Existing distributed social networks, such as Mastodon, can be compared to email services. Email is already distributed and federated: anyone on any email service can email anyone else on any other instance, and communicate with them.

You very probably get an email service provided for free by your ISP, and it's also quite likely that you don't use it. The problem is that while it works absolutely fine, if you change ISP, you will very likely lose access to that particular email address, including all your email if you kept it on your ISP's servers.

And since accounts on other services are often tied to an email address, that's a big problem: to change email provider also means updating your accounts on dozens of other sites, and that may require access to your old email account.

As an example, while most of the original 1990s messenger services (MSN Messenger, AOL Instant Messenger, Yahoo! Messenger, and so on) are all long gone, one of the oldest, ICQ, is still around. But if you can't remember your old credentials, the account is probably tied to an email address that you used to have decades ago – and to which you also don't have access any more.
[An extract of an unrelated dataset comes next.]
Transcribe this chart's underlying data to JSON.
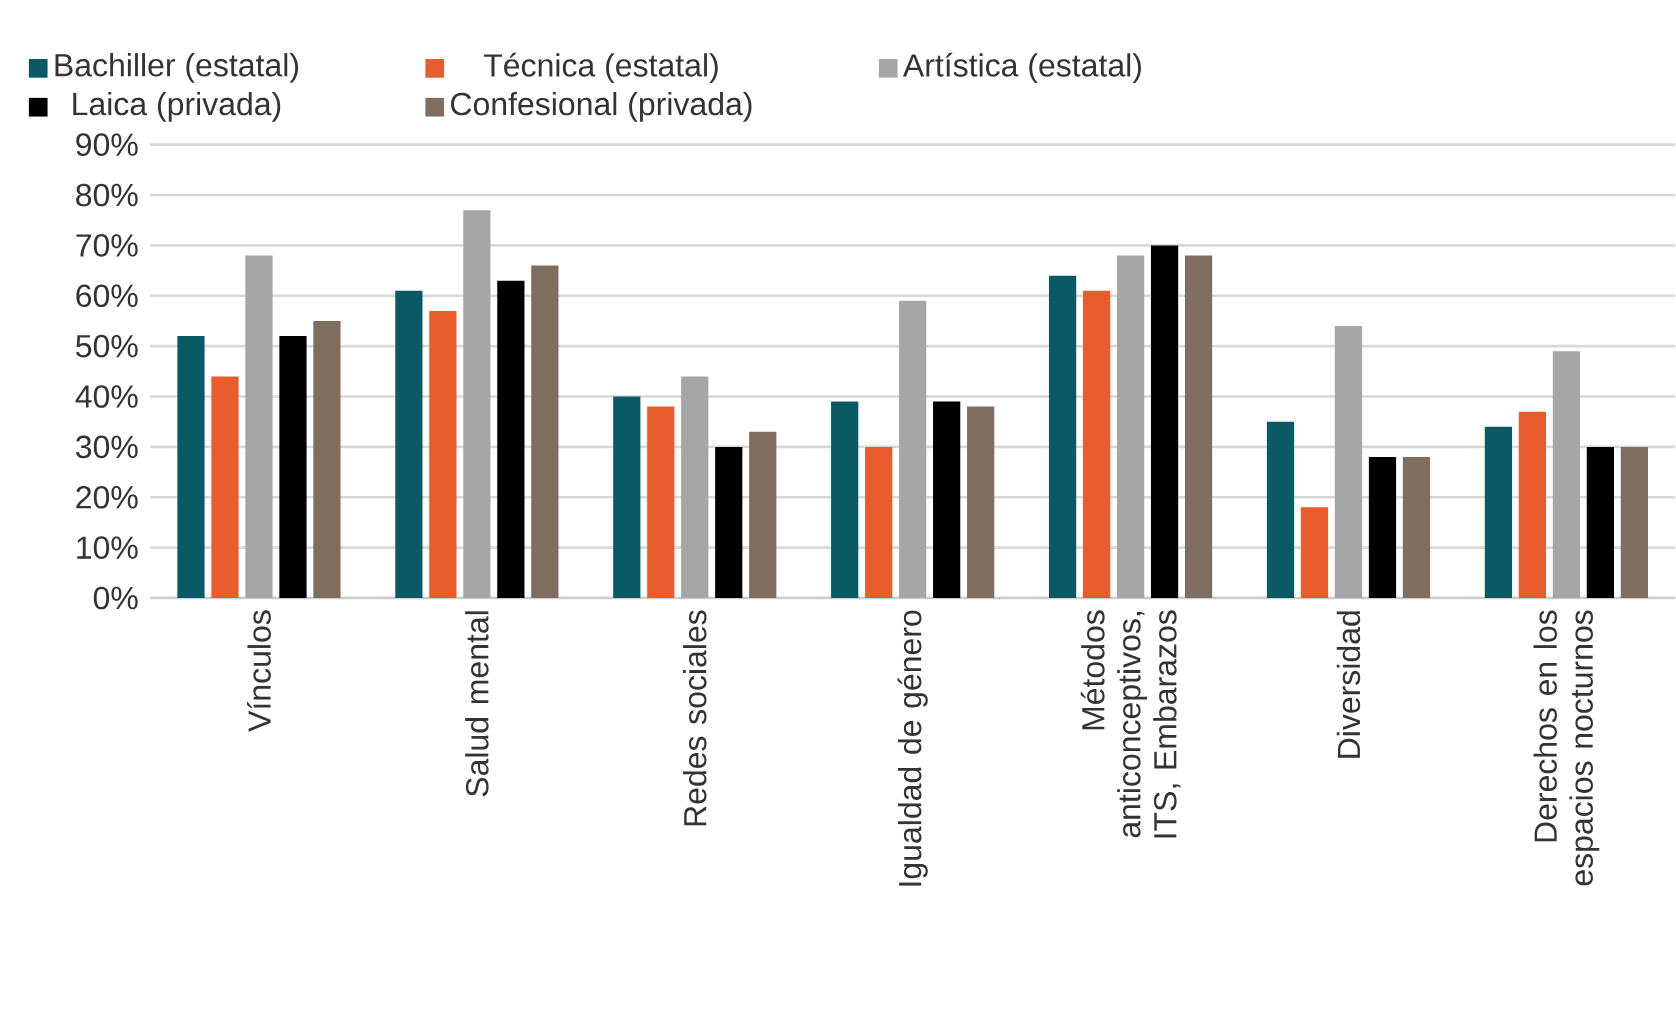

So most tech-savvy types use an independent external provider for their email: either a freebie such as Gmail or Hotmail, or maybe a paid account. The hardcore host their own.

Today, both Facebook and Twitter are identity providers as well as social networks. You can log into many other services using your Facebook credentials, such as Spotify. In time, they will probably die, too, or just fade away. Myspace, bought for $580 million then sold for $20 million, is still around. Bebo, sold for $850 million and bought back for $1 million, is not.

The same can happen to, say, Mastodon. Although Mastodon instances are federated across the Fediverse, if your home instance disappears, there goes your account and all your connections to people on other instances. That happened to one of the larger Mastodon instances, witches.town, in 2018.

Arguably, the giant FAANG services should be broken up. If they were, maybe they would gradually wither away. Or just suddenly disappear, like Google Plus and Google Buzz and Google Orkut. Along with all their user-generated content and connections.

This is the problem that Bluesky is working on. Independent accounts, which can be used across multiple separate, federated, social networks, but which don't rely on any single hosting site. An account which can survive the disappearance of the server, or service, that it originated from.